Juliette Gréco : J'ai eu un choc quand j'ai vu Julien Clerc pour la première fois. Il avait pour lui l'extrême jeunesse, une nouvelle façon de se mouvoir, librement. J'ai aussi adoré Maxime Le Forestier. C'était des fleurs, ces gens-là... Ils voulaient le bonheur, ils parlaient du bonheur. Je n'y croyais pas, mais, n'empêche, ça faisait du bien.
Françoise Hardy : La chanson engagée ne m'intéresse pas. A mes yeux, la chanson est faite pour exprimer des émotions d'ordre sentimental. Dans ces années-là, il y a eu deux albums majeurs : Melody Nelson, de Gainsbourg, en 1971, pour sa couleur musicale et l'utilisation des cordes. Et Amoureuse, de Véronique Sanson, en 1972, pour son écriture mélodique et textuelle. J'ai eu l'impression que toutes les chanteuses (moi la première) étaient larguées.
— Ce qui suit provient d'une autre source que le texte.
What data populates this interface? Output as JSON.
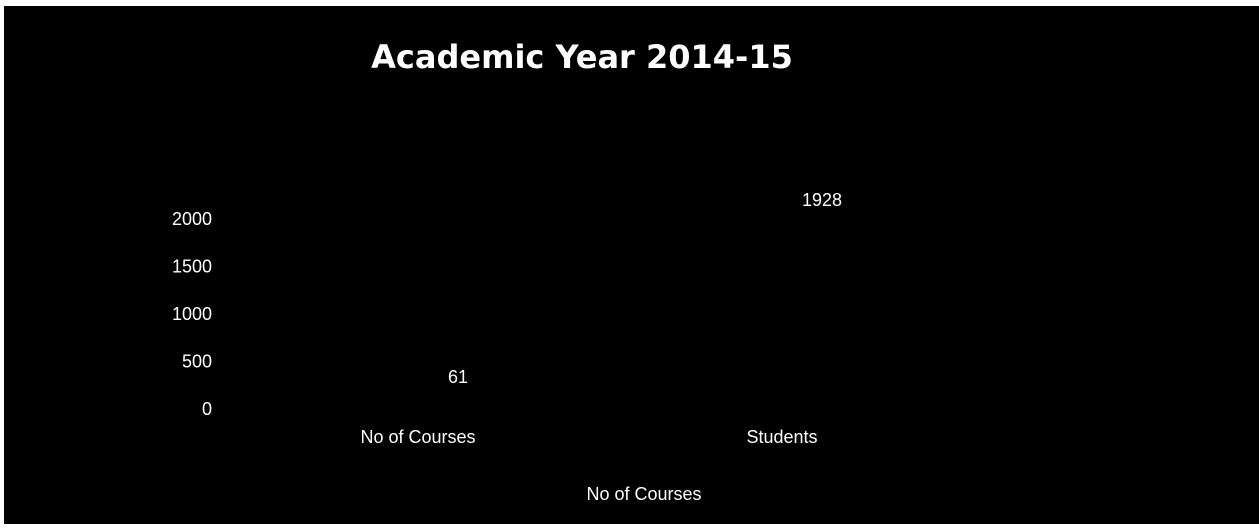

Maxime Le Forestier : A l'époque, on écoutait tous Keith Jarrett comme des malades. C'est Véronique Sanson qui a fait la jonction entre ce type d'accompagnement et la langue française. On entendait aussi des chansons politiques – dans l'après-68, tout était politique – mais pas seulement : les émissions des Carpentier étaient plutôt rassurantes... Puis la famille québécoise est arrivée, Charlebois, Diane Dufresne, Beau Dommage : ils étaient les premiers à chanter en joual, le parler québécois ; ils avaient une utilisation plus intelligente que nous des ensembles basse-batterie-guitare électrique ; une conception du show très différente, à l'américaine, d'énormes machineries avec effets spéciaux.
Daniel Darc : Adolescent, j'allais en Angleterre dans une famille, et les parents me demandaient : « Alors Daniel, vous préférez Slade ou Sweet ? » J'hallucinais. En France, on avait juste Guy Lux et Ringo Willy Cat. Il a fallu attendre Higelin et BBH 75, pour que je puisse apprécier un truc en français. Pourtant, Véronique Sanson avait fait des choses excellentes sur ses premiers albums. « Pauvre maudit, ta douleur efface ta faute. » J'adore, je me sens maudit, moi aussi. Toute ma culture m'est venue par le rock. Patti Smith, notamment, qui citait les poètes et les musiciens à tout bout de champ, m'a ouvert la voie. Genet, Verlaine, tout ça...
Dominique A : On baignait dans la variété. Qu'on l'aime ou pas, on n'entendait que ça. Pourtant, elle ne m'a pas trop marqué. Je revois mes parents râler devant Danièle Gilbert. Et moi d'aller dans leur sens : « Oui, c'est catastrophique. » J'ai été élevé dans la chanson française de qualité. Seule exception, mon père adorait un 45-tours de Demis Roussos, Mourir auprès de mon amour. Je sentais bien que ça ne cadrait pas avec le reste, le triumvirat sacré — Brel, Brassens, Ferré avec Ferrat en quatrième mousquetaire. J'écoutais les hits sur Europe 1, en étant hyper sélectif.
Benjamin Biolay : A la fin des années 1970 est arrivé Charlélie Couture. Naturellement à part. Il essayait des choses, il voyageait. Ses chansons avaient un début et une fin : on y voyait toute l'histoire des personnages, même la lumière. Vocalement, il était extrêmement à l'aise, avec un parti pris arty permanent. Un grand artiste. Je me disais qu'un jour je ferais son job.